LAMARC offers three ways to handle variation in mutation rate among markers.

- Variation within a contiguous segment
- Known variation among segments, regions, and/or data types.
- Unknown variation among regions.
- Bottom line.

** Variation within a contiguous segment.** If the mutation
rate (or fixation rate) may vary from site to site within a single
contiguous genetic segment, such as a DNA sequence or group of
linked microsatellites, the best approach is to use the "Multiple
rate categories" option of the appropriate data model. This
option is described in the data models
section of the documentation.

This approach can also be used for areas where the mutation rate variation is known for a contiguous stretch of markers, for example a DNA sequence containing both introns and exons. If each intron and exon is assigned to a unique segment, the known relative mutation rates can be set explicitly.

Even if you are not perfectly sure of the ratio between your data, using a reasonable guess will still be better than allowing the default of identical rates everywhere. If you are not sure whether microsatellites mutate 1000x or only 100x faster than DNA, pick an intermediate value. Assuming that they mutate at the same rate will definitely give bad results.

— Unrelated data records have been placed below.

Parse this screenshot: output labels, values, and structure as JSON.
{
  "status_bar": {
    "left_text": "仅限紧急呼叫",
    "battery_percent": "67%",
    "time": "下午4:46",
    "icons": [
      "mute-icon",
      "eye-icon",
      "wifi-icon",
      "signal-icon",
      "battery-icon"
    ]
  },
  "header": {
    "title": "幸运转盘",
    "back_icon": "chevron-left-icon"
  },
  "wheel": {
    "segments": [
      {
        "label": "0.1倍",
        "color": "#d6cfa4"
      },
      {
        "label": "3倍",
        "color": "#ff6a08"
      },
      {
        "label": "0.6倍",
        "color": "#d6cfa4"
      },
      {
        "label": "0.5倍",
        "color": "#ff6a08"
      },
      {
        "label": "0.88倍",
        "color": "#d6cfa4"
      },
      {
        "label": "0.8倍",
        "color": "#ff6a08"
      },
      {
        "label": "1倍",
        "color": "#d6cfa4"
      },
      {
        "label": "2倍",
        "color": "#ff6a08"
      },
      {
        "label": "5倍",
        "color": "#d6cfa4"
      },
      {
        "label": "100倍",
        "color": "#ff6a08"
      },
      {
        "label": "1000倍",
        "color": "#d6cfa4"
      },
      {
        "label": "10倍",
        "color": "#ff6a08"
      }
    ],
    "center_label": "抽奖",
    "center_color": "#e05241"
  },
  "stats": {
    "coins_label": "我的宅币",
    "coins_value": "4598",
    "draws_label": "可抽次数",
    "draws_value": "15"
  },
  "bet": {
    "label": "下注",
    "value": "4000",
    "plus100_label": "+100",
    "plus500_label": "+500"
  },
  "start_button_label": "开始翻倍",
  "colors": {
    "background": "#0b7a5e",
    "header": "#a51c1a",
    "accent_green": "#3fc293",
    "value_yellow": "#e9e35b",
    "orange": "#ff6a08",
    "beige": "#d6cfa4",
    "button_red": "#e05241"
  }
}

** Unknown variation among regions.** If you suspect that
your regions vary in mutation rate, but you don't have any
information on their specific rates, you can assume that
these rates are drawn from a gamma distribution. The
gamma distribution is a somewhat arbitrarily-chosen, flexible statistical
distribution which varies from looking exponential when its
scaled shape parameter α is low, to looking like an increasingly narrow
bell curve as α increases. Low values of α correspond
to cases in which most regions are nearly invariant, and a few
evolve rapidly. High values of α correspond
to cases in which the single-region mutation rates are approximately
normally distributed about the mean single-region mutation rate.
(The gamma distribution actually has two parameters, a "shape
parameter" α and a "scale parameter" β, but LAMARC
sets β = 1/α to avoid overparameterization, and to
allow it to work with a distribution whose mean, the product αβ,
is 1.)

LAMARC can estimate α if you have no prior conception of what a good value here would be (though a reasonable starting guess will speed up maximization). In practice, it needs more than two or three regions to make a reasonable estimate of α. If you have only 2-3 regions, it is best to guess at their ratio, or fix α to a value you find reasonable; estimation of α is likely to fail because not enough information is available. (With only one region, α cannot be estimated and will not be used.) Information on setting this option is available in the gamma parameter section of the LAMARC menu documentation.

If your data consist of several microsatellites and several DNA or SNP regions, the real distribution of mutation rates probably resembles a two-humped camel and not a gamma distribution at all. You can try fitting a gamma anyway, but be aware that you are fitting an inappropriate model. A better alternative is to guess the relative mutation rates: the large difference between microsatellites and DNA data probably trumps any differences among each group. You can even do both, giving a mutation rate constant for each region and then adding a gamma on top. We believe that this has the effect of drawing the different regions from versions of the same gamma but with its mean shifted by the given mutation rate ratio. However, this combination has not been extensively tested: use it at your own risk. It assumes that α is the same for DNA and microsatellites, which is probably not the case, but sometimes a shaky assumption is better than nothing.

Please note that Lamarc can only apply a gamma distribution
to single-region relative mutation rates if all populations
are assumed to remain constant in their respective sizes.
This is due to a mathematical complication in the way Lamarc
implements the gamma distribution (in this case, Lamarc does
*not* approximate the gamma distribution by a histogram of
relative rates). This means that Lamarc cannot simultaneously
model the gamma "force" and the force of exponential population
growth, even for fixed values of α or *g*. If you
believe one or more of your populations is rapidly growing or
shrinking, and you think the single-region relative mutation
rates are approximately gamma-distributed for your data,
then your best bet is to estimate the relative rates by some
other method and supply these to Lamarc as constants, and then
to proceed to estimate growth rates.

Also, because of the way Lamarc implements this feature, it can only be used for maximum-likelihood analyses. If you want to perform a Bayesian analysis, and you think the single-region relative mutation rates are approximately gamma-distributed for your data, then your best bet is to estimate the relative rates by some other method and supply these to Lamarc as constants, and then proceed with your Bayesian analysis.